When books make you cry

I went to the British Library’s current exhibition anticipating that it would be interesting. What I didn’t expect was that it would move me to tears.

Writing Britain is a history of landscape presented through works of literature, from the original manuscript of Chaucer’s Canterbury Tales to Dickens and Woolf. It reunited me with some wonderful books I grew up with: Arthur Ransome’s Swallowdale and Winifred Holtby’s South Riding, to name just two.

And there were gems I’d never seen before; The Labours of Women, a witty feminist tract of 1792 by Mary Collier who was a peasant and washerwoman, Henry Moore’s lithographic illustrations of WH Auden’s poems, and Fay Godwin’s haunting photographs for Poet Laureate Ted Hughes.

Books and landscape

No matter how far we travel or how long we’re away, there’s a visceral connection to where we come from, and it can surface when we least expect it. It was the “Dark Satanic Mills” section of the show that got to me. I felt suddenly overwhelmed standing in front of Charlotte Bronte’s manuscript for Shirley. This is the book where, like her friend Mrs Gaskell, she writes with passionate concern about the conflicts between labour and capital at a time when factory production was transforming the face of England.

That landscape has changed again in my own lifetime.
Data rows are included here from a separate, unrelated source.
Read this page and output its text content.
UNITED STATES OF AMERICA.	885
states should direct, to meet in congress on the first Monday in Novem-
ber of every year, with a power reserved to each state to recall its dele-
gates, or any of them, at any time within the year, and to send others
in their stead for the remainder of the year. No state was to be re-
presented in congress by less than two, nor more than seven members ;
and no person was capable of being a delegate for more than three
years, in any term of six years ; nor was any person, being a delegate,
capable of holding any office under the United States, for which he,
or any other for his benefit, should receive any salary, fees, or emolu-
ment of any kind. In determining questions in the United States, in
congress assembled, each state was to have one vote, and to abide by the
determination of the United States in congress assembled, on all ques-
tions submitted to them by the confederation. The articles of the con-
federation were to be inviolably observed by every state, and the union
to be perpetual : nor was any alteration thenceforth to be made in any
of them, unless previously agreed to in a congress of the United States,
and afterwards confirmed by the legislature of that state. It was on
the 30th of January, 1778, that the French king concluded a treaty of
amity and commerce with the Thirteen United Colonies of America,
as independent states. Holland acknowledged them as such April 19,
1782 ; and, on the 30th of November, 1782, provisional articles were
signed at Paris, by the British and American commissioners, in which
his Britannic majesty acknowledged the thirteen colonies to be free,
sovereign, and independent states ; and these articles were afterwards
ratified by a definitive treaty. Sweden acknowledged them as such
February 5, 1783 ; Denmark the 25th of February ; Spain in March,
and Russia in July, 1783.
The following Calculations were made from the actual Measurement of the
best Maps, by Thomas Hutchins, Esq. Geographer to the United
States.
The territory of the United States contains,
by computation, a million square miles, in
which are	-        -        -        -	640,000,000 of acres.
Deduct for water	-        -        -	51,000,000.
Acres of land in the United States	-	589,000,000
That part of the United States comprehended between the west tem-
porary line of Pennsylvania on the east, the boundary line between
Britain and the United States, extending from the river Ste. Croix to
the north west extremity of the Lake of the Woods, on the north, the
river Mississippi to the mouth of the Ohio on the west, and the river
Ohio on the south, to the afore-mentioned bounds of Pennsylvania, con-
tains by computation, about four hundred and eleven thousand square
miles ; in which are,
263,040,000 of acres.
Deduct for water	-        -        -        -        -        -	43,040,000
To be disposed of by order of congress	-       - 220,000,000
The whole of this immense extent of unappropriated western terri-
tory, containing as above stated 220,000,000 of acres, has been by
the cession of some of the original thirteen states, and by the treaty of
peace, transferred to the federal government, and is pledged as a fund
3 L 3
The northern industrial communities that were the subject matter of so many writers were the centre of my world growing up in postwar Lancashire. Then came Thatcherism, and in a few short years it ruthlessly wiped out the productive basis of those communities. But they live on, in two centuries’ worth of great books that are with us for all time. Thank goodness for libraries that celebrate them.

Underground music

An unexpected consequence of the economic crisis in London is a rise in the quality of busking. On the tube over the weekend I heard a brilliant Mozart violin performance, a fine Spanish guitarist and an outstanding saxophonist. Some of the buskers may be out-of-work musos, others students struggling to pay tuition fees that government no longer funds – either way, they’re great and you just hope they’ll be able to keep on playing. And get properly paid for it.

Travel notes

Talking of the Underground – for anyone back in Oz planning a trip here, I hope you know about the Oyster. The Transport for London kind, not the Sydney Rock kind. It’s the prepaid rechargeable pass for tube and buses, and it’s hard going getting round without one. You can order one online, it’s delivered to your home address in Australia within days, and when you arrive at Heathrow you can jump straight on the tube into town. Much cheaper than cabs and given the state of the roads, much quicker too. And you can keep it to use again on subsequent visits.